Like Manson’s implicit description of the individual, other self-help narratives about success and failure consider economics as a purely personal or household strategy. In Awaken the Giant Within (1991), Anthony Robbins advises us to think of what he calls ‘compounding’, which is really a strategy for saving that involves reinvestment of profits. A social scientist covering the same territory would likely first look to national trends or demographics. For example, in the United States, the purchasing power of a dollar has declined every year since 1967 except for two. Statistics from the International Monetary Fund show that, around the time Robbins’s book first came out, actual household savings rates had begun a 20-year-plus decline in the US, the United Kingdom, Australia and Canada. Crosscultural or transnational differences are often the focus of social science studies and, as it turns out, the specific society in which one saves is an important factor in whether one saves: saving in the US occurs at lower levels than elsewhere because, according to some economists, the culture is one of high consumption and immediate gratification, and decisions to save are easier to put off to the future.
Robbins might argue that if more people had read his book, more might have practised compounding. By contrast, one can imagine an academic social scientist beating around the advice bush and merely stating the facts of saving. It’s no surprise that works of self-help are more immediately appealing – they give a sense of personal control and excitement in the choices we make in our financial and career lives. Having the power to save enough money to change our fundamental terms of existence is attractive, indeed.

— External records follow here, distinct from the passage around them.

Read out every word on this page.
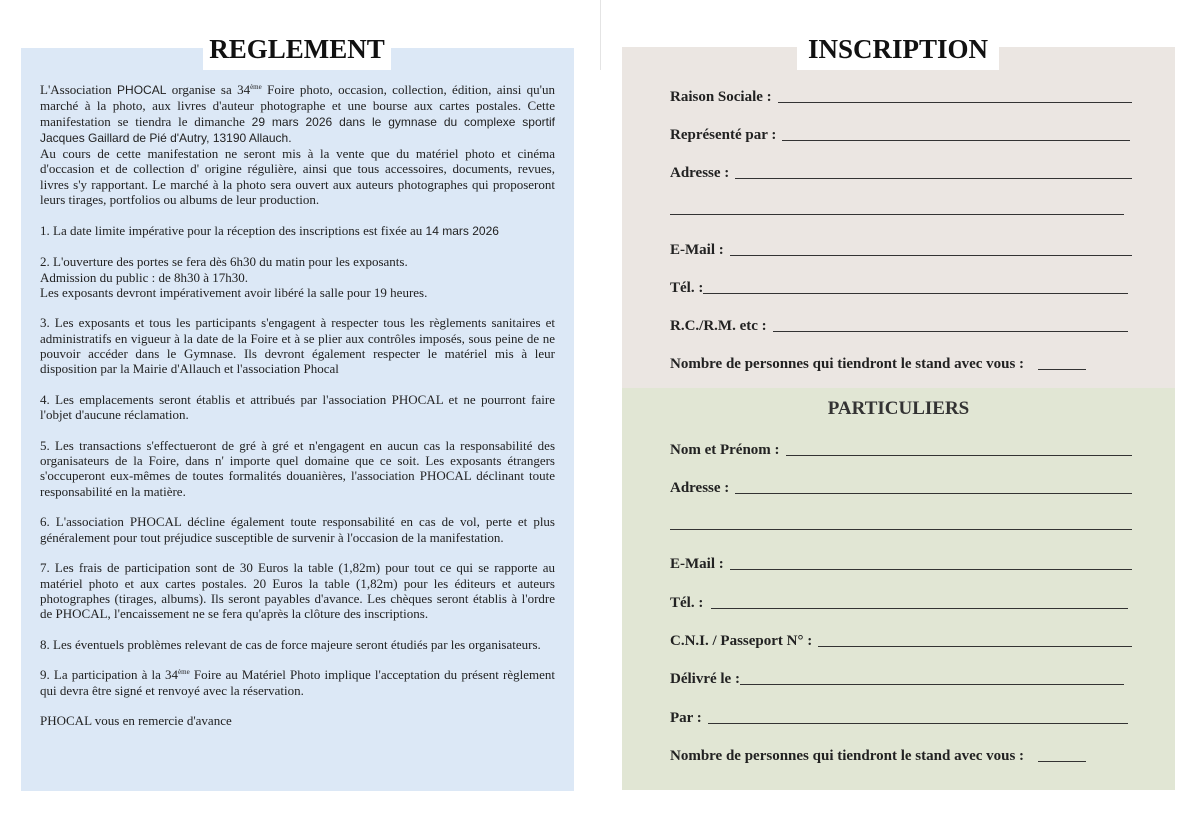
REGLEMENT

L'Association PHOCAL organise sa 34ème Foire photo, occasion, collection, édition, ainsi qu'un marché à la photo, aux livres d'auteur photographe et une bourse aux cartes postales. Cette manifestation se tiendra le dimanche 29 mars 2026 dans le gymnase du complexe sportif Jacques Gaillard de Pié d'Autry, 13190 Allauch.

Au cours de cette manifestation ne seront mis à la vente que du matériel photo et cinéma d'occasion et de collection d' origine régulière, ainsi que tous accessoires, documents, revues, livres s'y rapportant. Le marché à la photo sera ouvert aux auteurs photographes qui proposeront leurs tirages, portfolios ou albums de leur production.

1. La date limite impérative pour la réception des inscriptions est fixée au 14 mars 2026

2. L'ouverture des portes se fera dès 6h30 du matin pour les exposants.
Admission du public : de 8h30 à 17h30.
Les exposants devront impérativement avoir libéré la salle pour 19 heures.

3. Les exposants et tous les participants s'engagent à respecter tous les règlements sanitaires et administratifs en vigueur à la date de la Foire et à se plier aux contrôles imposés, sous peine de ne pouvoir accéder dans le Gymnase. Ils devront également respecter le matériel mis à leur disposition par la Mairie d'Allauch et l'association Phocal

4. Les emplacements seront établis et attribués par l'association PHOCAL et ne pourront faire l'objet d'aucune réclamation.

5. Les transactions s'effectueront de gré à gré et n'engagent en aucun cas la responsabilité des organisateurs de la Foire, dans n' importe quel domaine que ce soit. Les exposants étrangers s'occuperont eux-mêmes de toutes formalités douanières, l'association PHOCAL déclinant toute responsabilité en la matière.

6. L'association PHOCAL décline également toute responsabilité en cas de vol, perte et plus généralement pour tout préjudice susceptible de survenir à l'occasion de la manifestation.

7. Les frais de participation sont de 30 Euros la table (1,82m) pour tout ce qui se rapporte au matériel photo et aux cartes postales. 20 Euros la table (1,82m) pour les éditeurs et auteurs photographes (tirages, albums). Ils seront payables d'avance. Les chèques seront établis à l'ordre de PHOCAL, l'encaissement ne se fera qu'après la clôture des inscriptions.

8. Les éventuels problèmes relevant de cas de force majeure seront étudiés par les organisateurs.

9. La participation à la 34ème Foire au Matériel Photo implique l'acceptation du présent règlement qui devra être signé et renvoyé avec la réservation.

PHOCAL vous en remercie d'avance

INSCRIPTION
Raison Sociale :
Représenté par :
Adresse :
E-Mail :
Tél. :
R.C./R.M. etc :
Nombre de personnes qui tiendront le stand avec vous :
PARTICULIERS
Nom et Prénom :
Adresse :
E-Mail :
Tél. :
C.N.I. / Passeport N° :
Délivré le :
Par :
Nombre de personnes qui tiendront le stand avec vous :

One reason for saving is to have the money set aside to make job or life changes when necessary or desirable. Bolles’s question ‘What colour is your parachute?’ refers to the decision to change or launch a career based on the inner self, alone. Social scientists, however, want to know the conditions under which parachutes acquire a colour; we feel it essential to know why a parachute is red or black or green; we want to know what forces made us jump; we want to know what kind of cultural, historical, social and economic changes have occurred over time that produce individuals who need parachutes, and how these conditions are changing. Of course, sometimes a self-help approach is what we need. Social scientists have played more of a descriptive than an advocacy role. When it’s time for ‘change agents’ and revolutionaries to alter the basic social conditions that keep individuals down, a self-help narrative might energise action best.